From: Kazutoshi S. <k_s...@f2...> - 2012-08-25 07:06:03
|
Hi Mike, First, please don't start a new topic with a reply to other thread. You can see the problem here: Your new topic is shown deep inside another unrelated thread, and is hard to find. http://jedit.9.n6.nabble.com/jEdit-users-Set-and-move-mark-for-selections-tp5000244p5000369.html maxwell wrote: > I've been using jEdit for several years now, and recently I'm noticing a > changed behavior when editing Unicode (UTF-8) files.
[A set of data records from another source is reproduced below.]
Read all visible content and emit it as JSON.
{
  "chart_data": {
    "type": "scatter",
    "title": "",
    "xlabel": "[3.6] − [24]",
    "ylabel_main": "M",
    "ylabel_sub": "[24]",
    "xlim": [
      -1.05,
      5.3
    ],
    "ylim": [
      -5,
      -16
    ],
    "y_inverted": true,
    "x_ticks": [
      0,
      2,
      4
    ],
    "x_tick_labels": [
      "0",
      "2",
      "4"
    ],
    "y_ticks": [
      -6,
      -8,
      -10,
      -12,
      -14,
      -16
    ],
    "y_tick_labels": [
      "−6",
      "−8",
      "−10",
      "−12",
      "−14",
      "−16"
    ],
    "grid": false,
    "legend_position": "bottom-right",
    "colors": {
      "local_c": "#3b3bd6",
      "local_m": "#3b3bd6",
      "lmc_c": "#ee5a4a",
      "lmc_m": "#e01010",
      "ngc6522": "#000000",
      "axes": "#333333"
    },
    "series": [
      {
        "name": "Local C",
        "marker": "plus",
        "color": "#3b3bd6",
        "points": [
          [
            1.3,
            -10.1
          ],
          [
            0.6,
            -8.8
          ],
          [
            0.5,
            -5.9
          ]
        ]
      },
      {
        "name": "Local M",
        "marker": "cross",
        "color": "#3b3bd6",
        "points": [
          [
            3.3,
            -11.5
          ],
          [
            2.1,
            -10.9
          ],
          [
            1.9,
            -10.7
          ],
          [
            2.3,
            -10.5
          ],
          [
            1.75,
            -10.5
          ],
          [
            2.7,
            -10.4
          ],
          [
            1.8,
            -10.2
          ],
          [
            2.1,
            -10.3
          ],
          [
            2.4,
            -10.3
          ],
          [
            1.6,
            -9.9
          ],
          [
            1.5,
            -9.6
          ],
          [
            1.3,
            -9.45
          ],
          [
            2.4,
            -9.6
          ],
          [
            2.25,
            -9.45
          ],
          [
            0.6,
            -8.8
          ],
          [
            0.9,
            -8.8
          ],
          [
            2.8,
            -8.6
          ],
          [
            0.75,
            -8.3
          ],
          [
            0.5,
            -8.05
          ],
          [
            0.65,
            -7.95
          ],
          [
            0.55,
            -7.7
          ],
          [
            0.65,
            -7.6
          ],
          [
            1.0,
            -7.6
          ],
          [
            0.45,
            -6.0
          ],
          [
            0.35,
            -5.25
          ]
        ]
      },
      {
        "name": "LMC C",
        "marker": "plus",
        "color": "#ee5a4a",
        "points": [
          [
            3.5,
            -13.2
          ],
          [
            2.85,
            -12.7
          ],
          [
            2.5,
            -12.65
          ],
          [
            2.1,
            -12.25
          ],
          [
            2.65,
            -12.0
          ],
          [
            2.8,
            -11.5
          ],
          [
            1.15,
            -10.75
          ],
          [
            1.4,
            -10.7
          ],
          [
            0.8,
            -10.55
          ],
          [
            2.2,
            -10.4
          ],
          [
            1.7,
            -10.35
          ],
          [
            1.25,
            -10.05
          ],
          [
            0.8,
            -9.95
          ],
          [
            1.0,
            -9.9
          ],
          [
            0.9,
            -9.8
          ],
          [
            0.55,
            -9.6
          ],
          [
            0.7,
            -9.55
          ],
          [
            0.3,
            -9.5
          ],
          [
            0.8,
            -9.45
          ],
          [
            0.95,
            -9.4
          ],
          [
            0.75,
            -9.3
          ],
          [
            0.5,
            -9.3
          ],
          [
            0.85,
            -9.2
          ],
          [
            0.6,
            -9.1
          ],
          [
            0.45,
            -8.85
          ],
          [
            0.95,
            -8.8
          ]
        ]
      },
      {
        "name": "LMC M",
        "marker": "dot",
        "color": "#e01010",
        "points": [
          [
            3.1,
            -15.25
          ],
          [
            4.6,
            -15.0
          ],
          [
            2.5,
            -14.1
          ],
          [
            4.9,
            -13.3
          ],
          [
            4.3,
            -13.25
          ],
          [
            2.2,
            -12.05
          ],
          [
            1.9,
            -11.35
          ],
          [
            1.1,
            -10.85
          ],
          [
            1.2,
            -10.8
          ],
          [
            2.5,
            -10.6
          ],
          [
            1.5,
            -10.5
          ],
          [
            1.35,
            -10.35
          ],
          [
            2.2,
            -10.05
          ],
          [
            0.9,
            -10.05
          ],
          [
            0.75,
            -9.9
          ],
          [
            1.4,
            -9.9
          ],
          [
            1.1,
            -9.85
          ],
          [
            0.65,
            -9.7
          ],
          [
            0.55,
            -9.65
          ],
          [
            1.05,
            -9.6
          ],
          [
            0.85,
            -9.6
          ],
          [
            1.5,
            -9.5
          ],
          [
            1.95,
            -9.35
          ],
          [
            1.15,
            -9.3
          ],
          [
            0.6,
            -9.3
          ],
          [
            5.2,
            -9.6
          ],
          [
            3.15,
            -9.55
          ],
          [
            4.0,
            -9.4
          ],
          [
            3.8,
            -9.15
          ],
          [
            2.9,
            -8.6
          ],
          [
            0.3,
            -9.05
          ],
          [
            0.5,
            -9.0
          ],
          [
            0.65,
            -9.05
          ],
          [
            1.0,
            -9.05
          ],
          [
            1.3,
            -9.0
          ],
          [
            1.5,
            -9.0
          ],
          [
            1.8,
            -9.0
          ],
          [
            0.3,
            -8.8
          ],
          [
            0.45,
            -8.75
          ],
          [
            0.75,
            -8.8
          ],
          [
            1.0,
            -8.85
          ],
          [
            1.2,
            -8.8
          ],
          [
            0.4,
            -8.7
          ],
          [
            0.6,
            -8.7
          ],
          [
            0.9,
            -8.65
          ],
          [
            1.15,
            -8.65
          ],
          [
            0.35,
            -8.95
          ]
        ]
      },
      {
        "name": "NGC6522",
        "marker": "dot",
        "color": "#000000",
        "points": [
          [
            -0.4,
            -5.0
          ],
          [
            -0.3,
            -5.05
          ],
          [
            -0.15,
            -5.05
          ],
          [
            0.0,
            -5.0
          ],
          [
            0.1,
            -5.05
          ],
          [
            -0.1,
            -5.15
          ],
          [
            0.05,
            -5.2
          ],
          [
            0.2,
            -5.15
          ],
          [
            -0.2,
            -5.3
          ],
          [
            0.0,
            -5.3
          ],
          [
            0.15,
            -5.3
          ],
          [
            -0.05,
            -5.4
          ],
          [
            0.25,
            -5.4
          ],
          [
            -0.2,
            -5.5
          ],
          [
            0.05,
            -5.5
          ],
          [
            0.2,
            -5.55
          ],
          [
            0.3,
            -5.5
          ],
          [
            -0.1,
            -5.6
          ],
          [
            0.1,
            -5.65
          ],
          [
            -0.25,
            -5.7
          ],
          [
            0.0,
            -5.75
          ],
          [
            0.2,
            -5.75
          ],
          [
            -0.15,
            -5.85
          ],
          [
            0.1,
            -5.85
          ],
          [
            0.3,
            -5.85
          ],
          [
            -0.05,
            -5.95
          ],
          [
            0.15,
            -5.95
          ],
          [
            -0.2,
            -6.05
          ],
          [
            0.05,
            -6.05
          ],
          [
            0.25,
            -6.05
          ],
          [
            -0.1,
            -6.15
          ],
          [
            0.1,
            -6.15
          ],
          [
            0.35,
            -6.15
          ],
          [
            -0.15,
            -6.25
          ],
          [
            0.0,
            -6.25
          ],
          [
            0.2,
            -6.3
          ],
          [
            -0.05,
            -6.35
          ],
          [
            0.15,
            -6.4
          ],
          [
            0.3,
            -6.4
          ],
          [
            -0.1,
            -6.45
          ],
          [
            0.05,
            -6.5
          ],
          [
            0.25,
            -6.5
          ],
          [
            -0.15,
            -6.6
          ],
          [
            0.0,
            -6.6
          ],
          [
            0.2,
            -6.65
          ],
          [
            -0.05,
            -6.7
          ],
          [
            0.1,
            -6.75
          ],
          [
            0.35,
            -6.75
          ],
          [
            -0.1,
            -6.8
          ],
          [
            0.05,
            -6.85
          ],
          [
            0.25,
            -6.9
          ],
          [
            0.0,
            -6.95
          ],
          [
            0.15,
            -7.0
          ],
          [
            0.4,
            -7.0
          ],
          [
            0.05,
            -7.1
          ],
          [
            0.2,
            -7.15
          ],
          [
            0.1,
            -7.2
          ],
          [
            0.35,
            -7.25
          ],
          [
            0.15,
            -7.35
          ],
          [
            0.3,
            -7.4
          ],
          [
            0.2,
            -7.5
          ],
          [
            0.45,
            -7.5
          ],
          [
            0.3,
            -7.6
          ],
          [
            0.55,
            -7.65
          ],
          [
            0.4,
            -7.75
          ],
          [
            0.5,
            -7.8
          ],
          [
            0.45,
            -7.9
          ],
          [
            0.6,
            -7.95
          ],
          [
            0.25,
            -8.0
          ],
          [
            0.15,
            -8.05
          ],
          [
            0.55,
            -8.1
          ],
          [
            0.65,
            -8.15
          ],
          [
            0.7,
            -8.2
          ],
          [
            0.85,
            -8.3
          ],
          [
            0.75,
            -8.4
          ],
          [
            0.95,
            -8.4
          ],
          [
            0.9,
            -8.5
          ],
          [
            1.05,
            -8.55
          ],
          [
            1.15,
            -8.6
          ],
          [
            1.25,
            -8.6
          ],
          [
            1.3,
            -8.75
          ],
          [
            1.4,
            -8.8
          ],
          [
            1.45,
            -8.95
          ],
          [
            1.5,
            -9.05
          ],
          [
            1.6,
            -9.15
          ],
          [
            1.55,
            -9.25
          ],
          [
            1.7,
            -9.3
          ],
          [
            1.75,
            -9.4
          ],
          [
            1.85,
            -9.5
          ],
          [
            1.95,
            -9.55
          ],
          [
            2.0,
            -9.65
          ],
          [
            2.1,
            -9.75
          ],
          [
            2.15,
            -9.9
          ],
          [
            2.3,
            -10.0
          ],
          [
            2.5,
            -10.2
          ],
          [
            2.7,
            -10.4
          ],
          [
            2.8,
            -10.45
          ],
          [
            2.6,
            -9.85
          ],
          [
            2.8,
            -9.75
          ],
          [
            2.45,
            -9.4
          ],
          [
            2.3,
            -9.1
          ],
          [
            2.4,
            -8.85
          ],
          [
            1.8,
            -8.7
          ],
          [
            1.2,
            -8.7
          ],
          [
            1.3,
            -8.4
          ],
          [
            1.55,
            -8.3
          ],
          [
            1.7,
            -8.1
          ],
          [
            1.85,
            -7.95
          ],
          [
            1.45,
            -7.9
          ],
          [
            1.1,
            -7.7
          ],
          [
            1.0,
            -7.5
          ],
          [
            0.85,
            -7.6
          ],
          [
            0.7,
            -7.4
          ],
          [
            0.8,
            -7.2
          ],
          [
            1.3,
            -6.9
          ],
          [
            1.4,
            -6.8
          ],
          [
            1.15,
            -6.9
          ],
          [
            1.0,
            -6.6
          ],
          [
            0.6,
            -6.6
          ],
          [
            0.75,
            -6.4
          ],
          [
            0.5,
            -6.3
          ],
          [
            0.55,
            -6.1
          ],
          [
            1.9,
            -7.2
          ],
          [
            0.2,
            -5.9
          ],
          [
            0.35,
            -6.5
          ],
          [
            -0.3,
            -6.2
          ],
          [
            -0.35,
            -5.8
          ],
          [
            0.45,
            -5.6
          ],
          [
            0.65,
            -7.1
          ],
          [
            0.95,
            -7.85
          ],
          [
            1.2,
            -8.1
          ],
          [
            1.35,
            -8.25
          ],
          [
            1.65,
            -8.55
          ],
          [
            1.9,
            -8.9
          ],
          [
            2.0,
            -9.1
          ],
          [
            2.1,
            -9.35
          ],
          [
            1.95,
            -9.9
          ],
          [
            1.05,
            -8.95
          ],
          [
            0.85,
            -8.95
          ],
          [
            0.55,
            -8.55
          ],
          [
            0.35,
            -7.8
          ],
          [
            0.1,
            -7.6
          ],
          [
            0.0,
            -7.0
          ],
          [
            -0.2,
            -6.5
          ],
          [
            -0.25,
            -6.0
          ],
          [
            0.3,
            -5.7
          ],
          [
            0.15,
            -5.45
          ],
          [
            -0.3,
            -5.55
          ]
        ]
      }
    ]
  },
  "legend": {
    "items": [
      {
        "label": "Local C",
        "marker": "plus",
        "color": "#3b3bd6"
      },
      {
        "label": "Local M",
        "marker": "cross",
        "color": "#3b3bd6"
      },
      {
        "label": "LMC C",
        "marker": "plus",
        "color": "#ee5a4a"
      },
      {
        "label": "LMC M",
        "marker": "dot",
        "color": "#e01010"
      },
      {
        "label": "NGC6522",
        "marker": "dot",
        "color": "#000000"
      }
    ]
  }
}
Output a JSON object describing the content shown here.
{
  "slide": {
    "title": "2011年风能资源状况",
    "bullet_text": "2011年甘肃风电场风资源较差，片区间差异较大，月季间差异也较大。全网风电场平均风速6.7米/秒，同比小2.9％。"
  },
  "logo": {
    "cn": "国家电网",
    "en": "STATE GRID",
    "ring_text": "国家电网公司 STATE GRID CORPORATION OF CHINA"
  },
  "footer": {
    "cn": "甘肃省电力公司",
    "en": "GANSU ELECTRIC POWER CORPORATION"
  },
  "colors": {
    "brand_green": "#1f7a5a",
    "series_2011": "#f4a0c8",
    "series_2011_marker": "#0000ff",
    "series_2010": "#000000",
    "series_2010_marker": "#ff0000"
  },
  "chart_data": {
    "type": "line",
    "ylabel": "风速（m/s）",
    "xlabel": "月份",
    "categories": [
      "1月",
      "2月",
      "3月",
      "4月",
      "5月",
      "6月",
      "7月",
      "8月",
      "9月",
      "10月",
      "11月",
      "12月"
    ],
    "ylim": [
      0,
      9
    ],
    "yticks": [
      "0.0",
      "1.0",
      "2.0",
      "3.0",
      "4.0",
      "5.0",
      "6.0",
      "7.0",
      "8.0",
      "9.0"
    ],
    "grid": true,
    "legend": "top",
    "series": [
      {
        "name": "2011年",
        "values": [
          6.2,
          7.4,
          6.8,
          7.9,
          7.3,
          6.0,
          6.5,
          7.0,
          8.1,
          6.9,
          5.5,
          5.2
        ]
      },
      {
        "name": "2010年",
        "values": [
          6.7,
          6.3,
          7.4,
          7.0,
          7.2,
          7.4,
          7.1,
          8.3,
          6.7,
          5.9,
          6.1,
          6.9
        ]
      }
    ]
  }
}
Specifically, the > cursor used to treat combining characters (like accent marks--U+0301 > "Combining Acute Accent", for example) as separate characters. (snip) > Now only the separate deletion works, and that only for > the <Backspace> key (assigned to "Delete Previous Character", not the > <Delete> key (assigned to "Delete Next Character"). (snip) > This incorrect behavior occurs using jEdit v4.5.1, Java 1.6.0_33, and > Windows 7. The behavior is correct (the combining characters are treated > correctly, as individual characters) in jEdit v4.5pre1 under Linux (KDE). The behavior was intentionally changed as a bug fix, and the new behavior was released as jEdit 4.5.1. http://www.jedit.org/CHANGES45.txt > - Made basic edit operations aware of characters above BMP and combining > character sequences. > (SF.net bug #3040720 - Kazutoshi Satoda) http://jedit.svn.sourceforge.net/jedit/?view=rev&rev=21259 http://sourceforge.net/support/tracker.php?aid=3040720 I thought that the new behavior is the most general one among some other possible behaviors. It was taken from an example in Unicode Standard Annex #29. http://www.unicode.org/reports/tr29/#Grapheme_Cluster_Boundaries > For example, on a given system the backspace key might delete by code > point, while the delete key may delete an entire cluster. If it turns out that another behavior is also another general demand, an option to select the behavior may be a valid feature request. But I don't know well about the use of combining acute, etc. Please provide some references if you would post a feature request. For now, if you really want to delete the base character of the combining sequence, a macro with a direct buffer operation may be an option. It can be assigned to [Delete] key for example. I think it is a bug that "Display Character Code" shows the code only of the base character (or high surrogate). Are you OK if it shows the whole codes of the combining sequence? For example, 'a' + combining acute will be shown as "int=[97,769] hex=[61,301]". -- k_satoda |